For Bay area businesses, it is the perfect storm of costly problems potentially resulting in losses. A business litigation partner in a large Tampa firm estimated it takes an average of four months now to get a court hearing scheduled when it used to take about three weeks, which leaves clients with conflicts without resolutions and more legal expenses.
(1) Cost of delays rising
A study last year for The Florida Bar estimated that on an annual basis the additional legal costs associated with civil case delays were nearly $184 million, with delayed case resolutions translating into a $17 billion loss in economic output by businesses.

Now, it could get worse.

“We will be going back and looking at [foreclosure] cases when requested, which is more work for the courts,” said J. Thomas McGrady, chief judge for the Sixth Judicial Circuit, which includes courts in Pinellas and Pasco counties. “It slows our ability to handle all other civil cases.”

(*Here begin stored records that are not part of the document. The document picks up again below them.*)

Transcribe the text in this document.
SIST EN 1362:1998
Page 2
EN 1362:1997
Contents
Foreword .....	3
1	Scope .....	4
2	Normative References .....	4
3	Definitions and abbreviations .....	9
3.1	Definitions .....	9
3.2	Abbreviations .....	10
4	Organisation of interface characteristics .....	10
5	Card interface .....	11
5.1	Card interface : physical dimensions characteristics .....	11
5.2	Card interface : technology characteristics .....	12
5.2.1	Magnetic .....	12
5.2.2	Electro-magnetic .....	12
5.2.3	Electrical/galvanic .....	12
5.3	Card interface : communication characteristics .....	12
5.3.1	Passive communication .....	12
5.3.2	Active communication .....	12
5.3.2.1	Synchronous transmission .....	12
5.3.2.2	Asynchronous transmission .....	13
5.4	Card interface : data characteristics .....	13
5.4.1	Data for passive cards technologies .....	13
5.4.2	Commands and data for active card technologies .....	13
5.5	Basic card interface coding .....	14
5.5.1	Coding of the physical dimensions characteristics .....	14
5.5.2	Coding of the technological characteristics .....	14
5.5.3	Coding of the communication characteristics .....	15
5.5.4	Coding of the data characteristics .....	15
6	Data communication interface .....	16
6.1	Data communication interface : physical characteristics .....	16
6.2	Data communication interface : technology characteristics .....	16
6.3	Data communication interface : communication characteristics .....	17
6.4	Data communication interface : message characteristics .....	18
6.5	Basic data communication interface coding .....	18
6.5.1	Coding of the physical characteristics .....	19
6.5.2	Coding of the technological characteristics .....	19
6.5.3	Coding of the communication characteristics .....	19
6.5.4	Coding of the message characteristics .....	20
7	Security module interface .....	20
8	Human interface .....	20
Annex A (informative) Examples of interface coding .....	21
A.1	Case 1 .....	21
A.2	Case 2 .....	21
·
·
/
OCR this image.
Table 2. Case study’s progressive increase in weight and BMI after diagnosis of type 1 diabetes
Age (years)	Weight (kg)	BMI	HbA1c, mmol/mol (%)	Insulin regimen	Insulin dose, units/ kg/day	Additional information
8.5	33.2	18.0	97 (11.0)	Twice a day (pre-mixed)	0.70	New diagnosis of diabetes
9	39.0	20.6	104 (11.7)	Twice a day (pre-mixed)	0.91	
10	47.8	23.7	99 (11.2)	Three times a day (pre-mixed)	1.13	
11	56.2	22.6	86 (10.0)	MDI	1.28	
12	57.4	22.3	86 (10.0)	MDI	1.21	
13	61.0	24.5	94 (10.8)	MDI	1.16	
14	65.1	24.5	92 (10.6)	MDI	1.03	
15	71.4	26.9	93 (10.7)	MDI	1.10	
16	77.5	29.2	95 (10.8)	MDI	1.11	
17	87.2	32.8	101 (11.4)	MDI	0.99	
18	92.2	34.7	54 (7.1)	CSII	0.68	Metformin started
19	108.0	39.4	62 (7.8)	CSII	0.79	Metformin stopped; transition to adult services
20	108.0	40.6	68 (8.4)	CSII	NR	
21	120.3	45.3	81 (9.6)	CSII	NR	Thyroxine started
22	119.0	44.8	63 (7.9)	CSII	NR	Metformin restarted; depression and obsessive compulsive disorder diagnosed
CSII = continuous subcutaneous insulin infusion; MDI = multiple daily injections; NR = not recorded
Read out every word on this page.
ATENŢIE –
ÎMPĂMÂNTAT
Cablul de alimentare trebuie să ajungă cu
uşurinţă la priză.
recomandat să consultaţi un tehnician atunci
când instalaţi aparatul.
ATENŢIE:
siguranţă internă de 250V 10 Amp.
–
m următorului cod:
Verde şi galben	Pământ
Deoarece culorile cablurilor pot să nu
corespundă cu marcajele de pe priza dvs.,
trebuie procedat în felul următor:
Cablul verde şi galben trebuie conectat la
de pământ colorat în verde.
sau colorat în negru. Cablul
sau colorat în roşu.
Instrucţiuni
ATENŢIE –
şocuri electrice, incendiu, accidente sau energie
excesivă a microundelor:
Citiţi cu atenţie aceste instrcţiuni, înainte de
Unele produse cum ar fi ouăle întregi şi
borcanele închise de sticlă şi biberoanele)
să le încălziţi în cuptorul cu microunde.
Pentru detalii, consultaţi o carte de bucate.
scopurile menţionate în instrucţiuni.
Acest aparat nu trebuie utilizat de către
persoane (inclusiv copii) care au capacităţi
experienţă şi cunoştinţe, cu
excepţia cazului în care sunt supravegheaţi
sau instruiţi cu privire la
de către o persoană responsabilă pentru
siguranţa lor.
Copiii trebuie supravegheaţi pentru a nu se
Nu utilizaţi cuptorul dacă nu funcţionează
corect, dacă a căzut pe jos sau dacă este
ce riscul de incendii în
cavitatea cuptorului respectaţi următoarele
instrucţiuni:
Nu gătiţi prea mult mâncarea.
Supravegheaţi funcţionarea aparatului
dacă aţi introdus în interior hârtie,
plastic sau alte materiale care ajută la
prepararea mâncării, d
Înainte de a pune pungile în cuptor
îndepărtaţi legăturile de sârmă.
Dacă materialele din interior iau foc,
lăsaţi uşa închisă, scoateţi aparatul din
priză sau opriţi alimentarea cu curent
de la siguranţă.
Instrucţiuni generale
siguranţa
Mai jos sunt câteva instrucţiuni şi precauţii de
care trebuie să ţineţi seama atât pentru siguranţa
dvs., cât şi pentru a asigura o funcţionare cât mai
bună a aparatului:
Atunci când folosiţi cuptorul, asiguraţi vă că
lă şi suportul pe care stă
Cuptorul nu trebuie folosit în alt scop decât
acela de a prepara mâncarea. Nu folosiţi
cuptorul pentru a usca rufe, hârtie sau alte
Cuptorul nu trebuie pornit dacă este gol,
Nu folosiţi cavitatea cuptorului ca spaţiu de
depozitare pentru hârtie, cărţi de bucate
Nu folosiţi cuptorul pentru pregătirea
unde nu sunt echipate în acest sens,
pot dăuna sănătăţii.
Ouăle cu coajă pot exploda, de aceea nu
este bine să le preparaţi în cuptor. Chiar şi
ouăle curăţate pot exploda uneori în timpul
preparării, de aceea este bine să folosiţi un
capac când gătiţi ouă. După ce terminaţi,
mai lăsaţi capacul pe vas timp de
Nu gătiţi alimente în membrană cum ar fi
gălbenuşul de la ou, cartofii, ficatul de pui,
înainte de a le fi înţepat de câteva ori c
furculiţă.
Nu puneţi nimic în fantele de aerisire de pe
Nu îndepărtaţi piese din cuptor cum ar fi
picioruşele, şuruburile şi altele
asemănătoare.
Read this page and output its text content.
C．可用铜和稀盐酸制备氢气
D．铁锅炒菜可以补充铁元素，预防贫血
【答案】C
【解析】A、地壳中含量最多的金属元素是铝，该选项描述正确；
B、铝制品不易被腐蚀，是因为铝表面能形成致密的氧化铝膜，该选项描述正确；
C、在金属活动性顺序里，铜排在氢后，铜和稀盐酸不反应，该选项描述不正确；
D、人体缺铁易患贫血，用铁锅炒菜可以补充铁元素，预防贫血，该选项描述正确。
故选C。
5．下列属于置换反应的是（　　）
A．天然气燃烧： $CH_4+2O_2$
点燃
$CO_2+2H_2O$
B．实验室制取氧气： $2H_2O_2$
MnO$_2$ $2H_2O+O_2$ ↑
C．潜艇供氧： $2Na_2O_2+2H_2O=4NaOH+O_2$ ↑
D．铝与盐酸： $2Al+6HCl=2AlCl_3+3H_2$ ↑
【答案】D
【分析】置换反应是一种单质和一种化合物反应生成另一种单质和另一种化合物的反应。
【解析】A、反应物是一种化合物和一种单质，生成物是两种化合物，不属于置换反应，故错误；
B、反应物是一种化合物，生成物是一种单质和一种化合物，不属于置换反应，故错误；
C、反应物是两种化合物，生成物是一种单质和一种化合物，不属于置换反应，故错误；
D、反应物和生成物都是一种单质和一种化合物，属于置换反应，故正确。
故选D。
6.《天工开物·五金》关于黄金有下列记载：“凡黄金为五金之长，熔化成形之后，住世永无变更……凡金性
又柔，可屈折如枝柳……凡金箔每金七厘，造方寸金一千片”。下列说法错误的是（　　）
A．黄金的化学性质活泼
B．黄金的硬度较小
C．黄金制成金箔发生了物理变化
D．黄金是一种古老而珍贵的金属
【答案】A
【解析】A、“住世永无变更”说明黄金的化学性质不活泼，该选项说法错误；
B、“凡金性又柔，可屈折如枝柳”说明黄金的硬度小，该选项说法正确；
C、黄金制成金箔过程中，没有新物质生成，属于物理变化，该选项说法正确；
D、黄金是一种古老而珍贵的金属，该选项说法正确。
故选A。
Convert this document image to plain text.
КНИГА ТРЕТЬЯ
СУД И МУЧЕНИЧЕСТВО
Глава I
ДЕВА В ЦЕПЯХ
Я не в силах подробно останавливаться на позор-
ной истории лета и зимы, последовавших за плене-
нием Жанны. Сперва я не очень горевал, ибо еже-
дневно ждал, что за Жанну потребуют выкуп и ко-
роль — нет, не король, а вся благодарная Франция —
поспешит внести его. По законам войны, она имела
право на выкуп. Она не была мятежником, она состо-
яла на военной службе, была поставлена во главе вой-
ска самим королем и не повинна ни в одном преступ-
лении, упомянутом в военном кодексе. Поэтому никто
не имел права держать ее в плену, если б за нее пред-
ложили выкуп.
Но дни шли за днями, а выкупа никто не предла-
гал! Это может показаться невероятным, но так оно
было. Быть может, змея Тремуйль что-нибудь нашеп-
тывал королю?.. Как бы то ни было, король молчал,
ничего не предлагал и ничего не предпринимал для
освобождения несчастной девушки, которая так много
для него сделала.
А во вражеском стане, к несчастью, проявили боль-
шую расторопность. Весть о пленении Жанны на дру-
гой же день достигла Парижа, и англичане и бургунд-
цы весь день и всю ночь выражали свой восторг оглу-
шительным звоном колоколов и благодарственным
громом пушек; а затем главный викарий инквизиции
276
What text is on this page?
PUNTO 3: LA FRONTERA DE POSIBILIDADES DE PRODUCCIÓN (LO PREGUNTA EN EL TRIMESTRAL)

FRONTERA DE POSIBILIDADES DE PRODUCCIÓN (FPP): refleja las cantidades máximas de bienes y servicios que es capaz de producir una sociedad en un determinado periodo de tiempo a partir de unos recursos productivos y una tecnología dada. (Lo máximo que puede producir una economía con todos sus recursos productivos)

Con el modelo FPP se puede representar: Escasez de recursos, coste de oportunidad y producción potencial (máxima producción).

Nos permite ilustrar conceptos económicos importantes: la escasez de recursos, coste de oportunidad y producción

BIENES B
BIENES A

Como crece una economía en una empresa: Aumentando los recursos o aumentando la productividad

The circuit received stimulus money appropriated by the Legislature to hire case managers to help senior judges resolve a backlog of nearly 22,000 foreclosure cases by next July. The goal is to hold 100 foreclosure summary judgment cases per day twice a week at the four courthouses, resolving 800 cases weekly.

These hearings — the final step in the foreclosure process before property is sold at auction — now are being cancelled because of lenders’ stays.

Nearly 100 hearings — about half the number scheduled — were cancelled this week in Pinellas and Pasco. Most involved JP Morgan Chase and Bank of America mortgages.

In one case, Chase noted that foreclosure files were being systematically re-examined to determine whether paperwork or affidavits are flawed, McGrady said.

If cancellations continue at this rate much longer, it is possible the circuit may have to cut back on the calendars of senior judges hearing foreclosure summary judgment cases, McGrady said.

“I think what will happen is as these cases come up, attorneys will call the court and cancel them,” he said. “It’s outside our control. Foreclosure is a very simple breach of contract. Lenders have taken a simple process and screwed it up. I attribute most of that to volume, but we want to do it right the first time.”
(2) Some cases move ahead
Not all foreclosure proceedings may be suspended. A lawyer in a Bank of America foreclosure related to a $400,000 mortgage declined last week to cancel a pending hearing involving motions on the merits of the case, said Charles Gallagher, a St. Petersburg foreclosure defense lawyer.

“It appears that despite very public pronouncements of stays that some proceedings are not being cancelled,” he said. “The court punted in this case and rescheduled the hearing. Courts might be a wee bit offended if nothing changes.”

Lenders’ attitudes seem to be changing, reflecting a desire to cut their foreclosure litigation costs and work out resolutions, said Mike Pitchford, a lawyer at Shumaker Loop & Kendrick in Sarasota.

The stays provide some good news for property owners because lenders are more likely to shoot for sales instead of foreclosure, said Anne Weintraub, a real estate lawyer who specializes in negotiating with lenders for short sales and a partner at Sarasota-based Syprett Meshad Resnick Lieb Dumbaugh Jones Krotec & Westheimer.

“It’s made my life a little easier,” she said. “Lenders are more willing to deal. I’ve received calls from some banks that want borrowers to submit paperwork for short sales. They want to get cash now instead of spending $30,000 to $50,000 on a foreclosure.”

A major question remaining is what happens if property has been sold through a flawed foreclosure.

“Will lenders have to re-foreclose and what happens when a new owner is in a home?” Weintraub said. “That’s the question.”